Premium
Cyclodextrin/Amphiphilic Phosphane Mixed Systems and their Applications in Aqueous Organometallic Catalysis
Author(s) -
Ferreira Michel,
Bricout Hervé,
Azaroual Nathalie,
Landy David,
Tilloy Sébastien,
Hapiot Frédéric,
Monflier Eric
Publication year - 2012
Publication title -
advanced synthesis and catalysis
Language(s) - English
Resource type - Journals
SCImago Journal Rank - 1.541
H-Index - 155
eISSN - 1615-4169
pISSN - 1615-4150
DOI - 10.1002/adsc.201100837
Subject(s) - chemistry , micelle , hydroformylation , catalysis , ionic liquid , aqueous solution , stoichiometry , ionic bonding , amphiphile , rhodium , regioselectivity , aldehyde , decantation , cyclodextrin , organic chemistry , inorganic chemistry , combinatorial chemistry , ion , copolymer , polymer
When mixed with a water‐soluble phosphane capable of self‐assembling into micelles, native or modified β‐cyclodextrins (β‐CDs) show very contrasting behavior depending on their neutral or ionic nature.
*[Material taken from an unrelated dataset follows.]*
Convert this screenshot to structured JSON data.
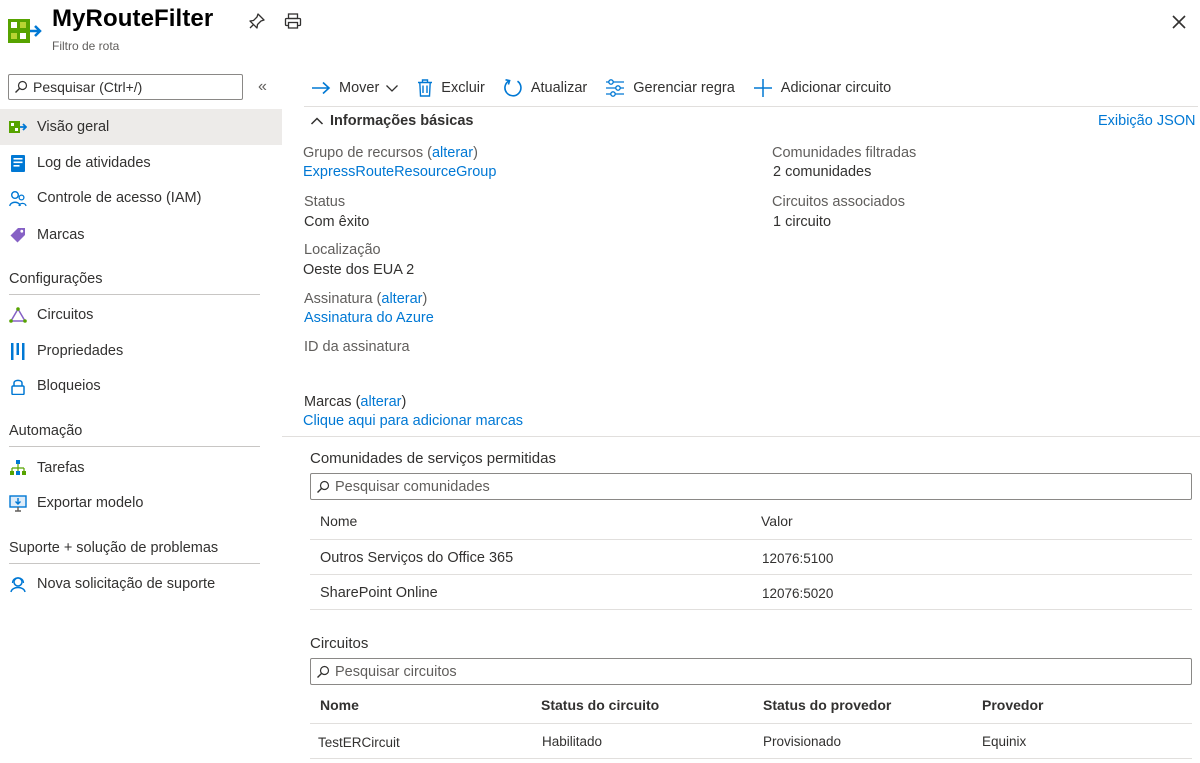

In the post‐micellar region, neutral β‐CDs led to a micelle destructuring. Conversely, micelles remained stable over a well‐defined range of ionic β‐CD concentrations. In that case, the micelle destruction was only observed when using a large excess of ionic β‐CDs. The catalytic performances of these micellar systems have been evaluated in a rhodium‐catalyzed hydroformylation reaction of 1‐decene. We showed that, using ionic β‐CDs, the catalytic activity could be improved without a detrimental impact upon the regioselectivity. A linear/branched aldehyde ratio as high as 8.6 could be achieved. The best results were obtained with stoichiometric quantities of ionic randomly methylated β‐CDs with respect to the phosphane with a beneficial effect on the decantation at the end of the reaction.